Desweiteren würde wohl niemand aus einem nordafrikanischen Land "flüchten" in das man ohne weiteres zurückgeschickt werden könnte.....

ist mit Blick auf den UN-Bericht zur Folter in Libyen, Tunesien, Marokko und so weiter purer Zynismus der mich absolut anwidert!!

https://tinyurl.com/ybqm3j5t
spiegel.de: Uno prangert systematische Folterung in libyschen Gefängnissen an (Dienstag, 10.04.2018 16:18 Uhr)

Libyen stand zuletzt wegen seiner Sklavenmärkte international in der Kritik. In dem Bürgerkriegsland werden afrikanische Migranten wie Tiere verkauft. Die Vereinten Nationen prangern nun die Lage in den Gefängnissen des nordafrikanischen Landes an.

Von daher....

21. August 2018 um 21:31 von NeutraleWelt

Danke für Ihren Beitrag dem ich mich voll und ganz anschließe.

Ich habe einige Jahre für einen kleinen, gemeinnützigen Verein gearbeitet, der das Geld für seine Entwicklungsprojekte selbst erwirtschaftet und (ich denke das kann ich ruhig so schreiben) erbettelt. Mittlerweile fördert dieser Verein nur noch ausgesuchte Projekte in 3 Ländern, davon eines in Afrika.

Mehrere Projekte in afrikanischen und muslimischen Ländern wurden eingestellt weil es zu große Mentalitätsunterschiede gab und diese Mentalität, die ich dort kennengelernt habe möchte in meiner Heimat nicht.

Ich freue mich heute immer noch , wenn ich die Menschen in den verbliebenen Projekten besuchen kann. Allerdings nicht um Urlaub zu machen sondern um sie 4 wochenlang durch meine Mitarbeit zu unterstützen.

Gruß K. E.

@ laurisch.karsten (23:54): da muss es einen Klageweg geben

@ laurisch.karsten

Zu dem hier:

Denn wie soll z.B. ein Fischer in Somalia reagieren wenn europäische Konzerne seine Fischgründe lehr fischen?

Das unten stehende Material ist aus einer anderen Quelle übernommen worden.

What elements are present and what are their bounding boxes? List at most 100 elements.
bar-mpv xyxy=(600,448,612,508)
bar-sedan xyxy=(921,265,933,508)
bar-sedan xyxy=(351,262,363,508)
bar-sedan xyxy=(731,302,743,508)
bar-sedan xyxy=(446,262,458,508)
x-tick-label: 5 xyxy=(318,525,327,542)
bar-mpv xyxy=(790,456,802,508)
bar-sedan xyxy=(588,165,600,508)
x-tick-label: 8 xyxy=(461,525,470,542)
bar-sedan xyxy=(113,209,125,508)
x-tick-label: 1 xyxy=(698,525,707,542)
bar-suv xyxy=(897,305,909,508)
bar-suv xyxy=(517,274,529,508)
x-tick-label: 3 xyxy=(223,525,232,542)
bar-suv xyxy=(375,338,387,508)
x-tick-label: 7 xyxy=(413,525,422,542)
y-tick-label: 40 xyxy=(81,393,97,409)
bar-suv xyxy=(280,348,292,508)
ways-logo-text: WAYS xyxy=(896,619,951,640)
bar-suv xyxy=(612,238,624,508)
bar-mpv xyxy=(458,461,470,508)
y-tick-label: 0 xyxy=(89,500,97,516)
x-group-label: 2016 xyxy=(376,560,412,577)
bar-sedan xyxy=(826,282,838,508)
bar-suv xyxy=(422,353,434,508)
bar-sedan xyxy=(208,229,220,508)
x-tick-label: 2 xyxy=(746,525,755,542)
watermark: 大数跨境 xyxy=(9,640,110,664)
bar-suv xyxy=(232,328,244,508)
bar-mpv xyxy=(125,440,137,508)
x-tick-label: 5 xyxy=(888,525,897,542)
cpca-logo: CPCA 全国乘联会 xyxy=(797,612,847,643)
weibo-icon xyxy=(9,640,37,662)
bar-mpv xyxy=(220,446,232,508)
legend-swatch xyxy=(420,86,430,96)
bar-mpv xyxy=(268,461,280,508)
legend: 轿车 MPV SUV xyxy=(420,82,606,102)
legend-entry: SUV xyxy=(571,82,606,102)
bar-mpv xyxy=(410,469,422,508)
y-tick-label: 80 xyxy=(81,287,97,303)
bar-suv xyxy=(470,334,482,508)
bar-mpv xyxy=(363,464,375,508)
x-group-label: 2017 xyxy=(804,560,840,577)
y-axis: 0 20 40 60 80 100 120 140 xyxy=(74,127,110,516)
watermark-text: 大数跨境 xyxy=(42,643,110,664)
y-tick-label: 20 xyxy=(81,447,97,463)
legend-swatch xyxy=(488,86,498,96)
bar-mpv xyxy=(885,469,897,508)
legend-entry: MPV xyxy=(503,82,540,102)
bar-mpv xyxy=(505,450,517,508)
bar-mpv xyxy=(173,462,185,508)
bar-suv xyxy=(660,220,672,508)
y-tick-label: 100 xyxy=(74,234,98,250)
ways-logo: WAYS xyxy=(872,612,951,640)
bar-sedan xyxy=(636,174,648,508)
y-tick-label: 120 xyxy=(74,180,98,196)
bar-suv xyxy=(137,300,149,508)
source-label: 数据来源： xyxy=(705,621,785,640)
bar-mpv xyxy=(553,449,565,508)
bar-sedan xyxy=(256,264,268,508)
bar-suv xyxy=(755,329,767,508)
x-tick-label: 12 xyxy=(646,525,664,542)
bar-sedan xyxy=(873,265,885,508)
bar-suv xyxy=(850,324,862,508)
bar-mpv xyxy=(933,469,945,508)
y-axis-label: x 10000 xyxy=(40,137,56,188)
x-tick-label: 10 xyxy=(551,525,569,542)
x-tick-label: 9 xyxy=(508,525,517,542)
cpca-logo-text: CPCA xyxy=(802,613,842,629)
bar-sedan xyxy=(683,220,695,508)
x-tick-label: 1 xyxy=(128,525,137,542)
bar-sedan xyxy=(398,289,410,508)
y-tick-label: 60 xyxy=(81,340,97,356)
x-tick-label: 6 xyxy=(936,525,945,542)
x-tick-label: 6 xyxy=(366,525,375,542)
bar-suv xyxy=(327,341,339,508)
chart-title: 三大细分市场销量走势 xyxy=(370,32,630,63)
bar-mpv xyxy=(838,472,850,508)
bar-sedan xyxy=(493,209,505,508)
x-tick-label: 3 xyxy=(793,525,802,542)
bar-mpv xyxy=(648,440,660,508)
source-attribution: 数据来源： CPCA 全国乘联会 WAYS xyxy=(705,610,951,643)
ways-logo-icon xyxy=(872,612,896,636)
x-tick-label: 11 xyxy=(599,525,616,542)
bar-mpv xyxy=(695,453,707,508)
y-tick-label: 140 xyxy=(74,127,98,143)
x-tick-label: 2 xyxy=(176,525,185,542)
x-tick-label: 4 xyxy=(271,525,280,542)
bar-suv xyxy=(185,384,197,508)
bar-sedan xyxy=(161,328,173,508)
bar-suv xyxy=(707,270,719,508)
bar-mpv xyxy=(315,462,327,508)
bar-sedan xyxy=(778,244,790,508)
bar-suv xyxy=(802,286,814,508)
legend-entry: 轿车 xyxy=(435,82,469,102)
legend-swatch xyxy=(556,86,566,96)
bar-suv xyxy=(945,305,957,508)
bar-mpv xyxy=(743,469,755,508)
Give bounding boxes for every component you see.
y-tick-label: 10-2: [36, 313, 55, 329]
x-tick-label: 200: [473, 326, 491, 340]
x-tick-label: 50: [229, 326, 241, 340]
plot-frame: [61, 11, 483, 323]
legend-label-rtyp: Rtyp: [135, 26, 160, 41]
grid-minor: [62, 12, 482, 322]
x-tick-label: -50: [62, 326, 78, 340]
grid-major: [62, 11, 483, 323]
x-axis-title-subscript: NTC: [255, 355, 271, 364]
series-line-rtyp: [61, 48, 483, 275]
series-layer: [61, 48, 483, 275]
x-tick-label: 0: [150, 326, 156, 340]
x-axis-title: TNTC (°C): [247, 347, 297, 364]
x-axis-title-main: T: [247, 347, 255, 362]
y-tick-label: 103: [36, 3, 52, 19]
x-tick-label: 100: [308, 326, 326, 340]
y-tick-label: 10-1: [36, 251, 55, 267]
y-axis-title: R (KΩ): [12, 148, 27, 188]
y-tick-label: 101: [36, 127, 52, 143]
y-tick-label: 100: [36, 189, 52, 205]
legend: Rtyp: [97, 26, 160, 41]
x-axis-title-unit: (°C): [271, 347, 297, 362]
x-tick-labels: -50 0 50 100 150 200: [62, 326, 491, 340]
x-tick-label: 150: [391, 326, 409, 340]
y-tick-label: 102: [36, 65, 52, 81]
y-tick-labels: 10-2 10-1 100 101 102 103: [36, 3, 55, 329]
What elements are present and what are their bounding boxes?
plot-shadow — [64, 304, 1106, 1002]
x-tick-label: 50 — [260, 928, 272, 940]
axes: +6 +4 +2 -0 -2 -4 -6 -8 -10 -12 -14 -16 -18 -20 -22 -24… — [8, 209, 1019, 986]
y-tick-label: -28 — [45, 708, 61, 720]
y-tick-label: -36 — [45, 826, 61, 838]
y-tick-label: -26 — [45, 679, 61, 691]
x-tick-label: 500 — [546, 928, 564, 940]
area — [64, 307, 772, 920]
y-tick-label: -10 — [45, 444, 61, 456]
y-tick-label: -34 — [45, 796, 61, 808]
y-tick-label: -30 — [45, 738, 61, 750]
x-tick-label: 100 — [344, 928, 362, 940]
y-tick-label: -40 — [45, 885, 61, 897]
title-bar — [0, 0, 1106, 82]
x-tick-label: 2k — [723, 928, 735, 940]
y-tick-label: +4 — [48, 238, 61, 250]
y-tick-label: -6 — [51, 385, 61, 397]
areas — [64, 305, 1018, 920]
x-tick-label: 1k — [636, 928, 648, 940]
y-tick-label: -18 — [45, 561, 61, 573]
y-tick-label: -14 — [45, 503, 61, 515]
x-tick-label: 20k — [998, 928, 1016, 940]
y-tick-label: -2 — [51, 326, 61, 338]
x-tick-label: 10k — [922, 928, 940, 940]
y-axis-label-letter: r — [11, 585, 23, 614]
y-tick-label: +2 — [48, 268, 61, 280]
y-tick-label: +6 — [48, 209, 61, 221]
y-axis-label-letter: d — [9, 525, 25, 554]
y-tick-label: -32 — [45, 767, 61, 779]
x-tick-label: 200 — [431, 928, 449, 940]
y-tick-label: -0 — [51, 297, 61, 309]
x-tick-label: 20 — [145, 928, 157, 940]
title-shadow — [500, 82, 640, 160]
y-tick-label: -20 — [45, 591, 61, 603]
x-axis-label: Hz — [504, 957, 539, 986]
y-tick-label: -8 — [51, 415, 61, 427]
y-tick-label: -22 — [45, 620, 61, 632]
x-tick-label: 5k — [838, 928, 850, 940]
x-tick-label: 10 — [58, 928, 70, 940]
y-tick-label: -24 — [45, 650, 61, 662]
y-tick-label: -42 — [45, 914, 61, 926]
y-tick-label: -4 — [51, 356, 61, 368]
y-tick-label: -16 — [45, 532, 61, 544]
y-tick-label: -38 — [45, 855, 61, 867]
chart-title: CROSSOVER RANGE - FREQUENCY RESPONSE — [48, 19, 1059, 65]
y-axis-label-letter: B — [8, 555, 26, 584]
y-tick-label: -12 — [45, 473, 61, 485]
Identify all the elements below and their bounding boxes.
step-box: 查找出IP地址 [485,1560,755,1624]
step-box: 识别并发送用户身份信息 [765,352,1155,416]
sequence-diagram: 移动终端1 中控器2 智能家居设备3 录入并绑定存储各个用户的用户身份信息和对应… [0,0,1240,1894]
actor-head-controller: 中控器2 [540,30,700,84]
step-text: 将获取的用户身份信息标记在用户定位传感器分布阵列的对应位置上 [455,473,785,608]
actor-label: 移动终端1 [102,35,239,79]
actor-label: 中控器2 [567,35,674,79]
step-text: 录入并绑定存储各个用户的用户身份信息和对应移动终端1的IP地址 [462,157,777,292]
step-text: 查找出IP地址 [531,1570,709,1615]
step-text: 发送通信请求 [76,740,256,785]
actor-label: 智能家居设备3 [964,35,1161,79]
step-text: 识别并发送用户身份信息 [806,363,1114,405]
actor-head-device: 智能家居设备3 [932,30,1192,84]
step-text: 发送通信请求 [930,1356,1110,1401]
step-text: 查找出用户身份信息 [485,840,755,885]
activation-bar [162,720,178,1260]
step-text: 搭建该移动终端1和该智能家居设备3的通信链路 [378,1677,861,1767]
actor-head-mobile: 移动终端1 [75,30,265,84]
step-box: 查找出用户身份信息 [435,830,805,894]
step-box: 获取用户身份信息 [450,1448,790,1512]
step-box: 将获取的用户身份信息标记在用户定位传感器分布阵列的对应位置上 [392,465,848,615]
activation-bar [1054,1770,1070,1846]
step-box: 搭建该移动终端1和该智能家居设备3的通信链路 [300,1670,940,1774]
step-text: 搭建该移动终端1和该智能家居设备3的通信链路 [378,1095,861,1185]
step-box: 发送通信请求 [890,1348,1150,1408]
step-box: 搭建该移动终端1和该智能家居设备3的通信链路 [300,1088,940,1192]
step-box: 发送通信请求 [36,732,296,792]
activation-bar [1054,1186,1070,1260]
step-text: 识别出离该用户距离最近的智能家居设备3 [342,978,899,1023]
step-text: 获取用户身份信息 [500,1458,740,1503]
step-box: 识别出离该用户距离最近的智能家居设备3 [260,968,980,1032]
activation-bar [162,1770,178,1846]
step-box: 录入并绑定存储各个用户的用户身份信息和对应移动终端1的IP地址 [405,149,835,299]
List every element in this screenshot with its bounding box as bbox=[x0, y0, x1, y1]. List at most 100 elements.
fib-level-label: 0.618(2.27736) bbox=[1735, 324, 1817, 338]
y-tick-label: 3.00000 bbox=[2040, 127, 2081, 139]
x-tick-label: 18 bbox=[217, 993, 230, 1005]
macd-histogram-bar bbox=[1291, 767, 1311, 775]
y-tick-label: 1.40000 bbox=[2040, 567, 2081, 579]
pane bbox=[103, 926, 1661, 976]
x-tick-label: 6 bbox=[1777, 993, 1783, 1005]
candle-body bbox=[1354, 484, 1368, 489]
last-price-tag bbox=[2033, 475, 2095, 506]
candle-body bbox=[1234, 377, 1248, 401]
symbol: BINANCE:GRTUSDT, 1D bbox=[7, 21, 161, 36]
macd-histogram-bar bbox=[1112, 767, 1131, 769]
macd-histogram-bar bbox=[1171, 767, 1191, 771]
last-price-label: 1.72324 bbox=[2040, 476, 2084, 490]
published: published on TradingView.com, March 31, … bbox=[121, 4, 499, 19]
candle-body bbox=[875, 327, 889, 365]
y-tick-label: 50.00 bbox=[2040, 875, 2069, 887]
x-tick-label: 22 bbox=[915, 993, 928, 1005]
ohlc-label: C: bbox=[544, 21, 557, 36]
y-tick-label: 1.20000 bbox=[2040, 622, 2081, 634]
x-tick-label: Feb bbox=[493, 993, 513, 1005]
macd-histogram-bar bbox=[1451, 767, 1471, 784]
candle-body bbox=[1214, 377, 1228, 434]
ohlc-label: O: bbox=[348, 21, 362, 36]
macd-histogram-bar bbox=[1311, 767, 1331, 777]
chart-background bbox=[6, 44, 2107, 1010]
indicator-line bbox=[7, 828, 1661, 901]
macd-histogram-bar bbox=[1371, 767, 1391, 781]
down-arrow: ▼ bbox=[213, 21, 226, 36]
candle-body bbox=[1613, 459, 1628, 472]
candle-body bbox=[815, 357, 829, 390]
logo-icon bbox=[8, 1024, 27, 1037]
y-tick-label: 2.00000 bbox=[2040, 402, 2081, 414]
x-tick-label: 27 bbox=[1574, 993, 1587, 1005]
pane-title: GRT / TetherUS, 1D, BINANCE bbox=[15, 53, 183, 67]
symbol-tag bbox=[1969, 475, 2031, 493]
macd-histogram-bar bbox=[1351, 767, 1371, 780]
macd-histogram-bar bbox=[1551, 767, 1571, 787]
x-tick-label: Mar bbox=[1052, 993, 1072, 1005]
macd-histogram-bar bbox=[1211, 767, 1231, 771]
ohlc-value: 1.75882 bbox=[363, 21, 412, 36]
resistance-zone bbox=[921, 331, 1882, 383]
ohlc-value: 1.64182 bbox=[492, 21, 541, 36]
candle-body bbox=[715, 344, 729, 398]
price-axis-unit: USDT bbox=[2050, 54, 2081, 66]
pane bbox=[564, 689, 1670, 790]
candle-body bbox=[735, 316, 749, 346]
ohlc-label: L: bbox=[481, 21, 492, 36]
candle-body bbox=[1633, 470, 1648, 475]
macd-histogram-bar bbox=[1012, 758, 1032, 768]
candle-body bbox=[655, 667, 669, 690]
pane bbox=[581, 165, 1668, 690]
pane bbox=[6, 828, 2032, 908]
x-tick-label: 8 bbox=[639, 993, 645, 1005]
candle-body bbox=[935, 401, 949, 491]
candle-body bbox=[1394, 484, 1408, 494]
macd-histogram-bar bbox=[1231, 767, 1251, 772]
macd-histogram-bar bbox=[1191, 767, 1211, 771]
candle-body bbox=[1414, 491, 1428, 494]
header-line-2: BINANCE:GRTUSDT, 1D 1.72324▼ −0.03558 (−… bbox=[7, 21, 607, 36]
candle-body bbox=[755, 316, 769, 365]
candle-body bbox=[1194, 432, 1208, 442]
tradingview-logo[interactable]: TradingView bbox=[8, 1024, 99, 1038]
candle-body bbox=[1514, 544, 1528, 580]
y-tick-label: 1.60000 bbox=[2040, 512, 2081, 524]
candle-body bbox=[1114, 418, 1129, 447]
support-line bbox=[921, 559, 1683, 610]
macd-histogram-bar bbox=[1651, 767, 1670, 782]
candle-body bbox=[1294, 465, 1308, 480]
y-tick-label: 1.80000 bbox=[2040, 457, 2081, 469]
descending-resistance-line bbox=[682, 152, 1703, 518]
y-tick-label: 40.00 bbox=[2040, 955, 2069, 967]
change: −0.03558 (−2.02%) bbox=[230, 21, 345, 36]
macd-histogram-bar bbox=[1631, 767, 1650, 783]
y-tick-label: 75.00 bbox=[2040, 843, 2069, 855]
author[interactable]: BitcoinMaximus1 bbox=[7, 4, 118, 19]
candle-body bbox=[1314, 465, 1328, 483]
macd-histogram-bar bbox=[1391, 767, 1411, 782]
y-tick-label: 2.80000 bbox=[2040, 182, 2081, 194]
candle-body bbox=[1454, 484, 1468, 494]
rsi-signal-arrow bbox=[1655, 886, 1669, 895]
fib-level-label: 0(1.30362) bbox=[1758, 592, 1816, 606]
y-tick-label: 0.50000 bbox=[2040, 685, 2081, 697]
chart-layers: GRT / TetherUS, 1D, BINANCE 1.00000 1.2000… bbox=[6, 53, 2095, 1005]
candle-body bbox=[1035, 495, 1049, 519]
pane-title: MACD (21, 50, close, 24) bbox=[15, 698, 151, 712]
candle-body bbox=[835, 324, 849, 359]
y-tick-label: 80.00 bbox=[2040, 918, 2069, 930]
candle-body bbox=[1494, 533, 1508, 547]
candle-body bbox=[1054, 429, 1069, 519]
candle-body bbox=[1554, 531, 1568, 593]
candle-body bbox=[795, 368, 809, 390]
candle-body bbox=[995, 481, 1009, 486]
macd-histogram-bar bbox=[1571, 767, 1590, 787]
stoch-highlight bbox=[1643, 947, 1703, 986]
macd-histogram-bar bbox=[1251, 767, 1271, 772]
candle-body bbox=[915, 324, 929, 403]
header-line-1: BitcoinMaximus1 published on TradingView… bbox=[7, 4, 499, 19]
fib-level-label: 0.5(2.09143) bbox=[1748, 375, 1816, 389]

In Somalia gibt es leier keine Möglichkeiten. Aber: er könnte sich an die afrikanische Zentralregierung wenden und dort fuer eine Klage gegen die EU sorgen! So schaut's mal aus. Aber dazu muss erst mal wieder ein funktionierendes Staatswesen in Somalia aufgebaut werden, ein funktionierender Rechtsstaat, eine funktionierende Zivilgesellschaft... all dass ist zerfallen in Somalia. Es gibt in dieser Form keinen Staat Somalia mehr.

21. August 2018 um 23:13 von

21. August 2018 um 23:13 von Alterzapp

Ihre Zahlen sind bestechend. Aber: ein vor Wohlstand protzendes Europa mit imensen Einnahmen aus Exportüberschüssen, welches sich auf seine christlichen Werte der Nächstenliebe beruft und sich als Wiege des Humanismus versteht, kann doch zumindest einen ehrlichen Versuch wagen? Ein sofortiges Kapitulieren vor erkennbar kurzfristiger Interessen windiger Rechtspopulisten ist damit doch wohl nicht angebracht, oder?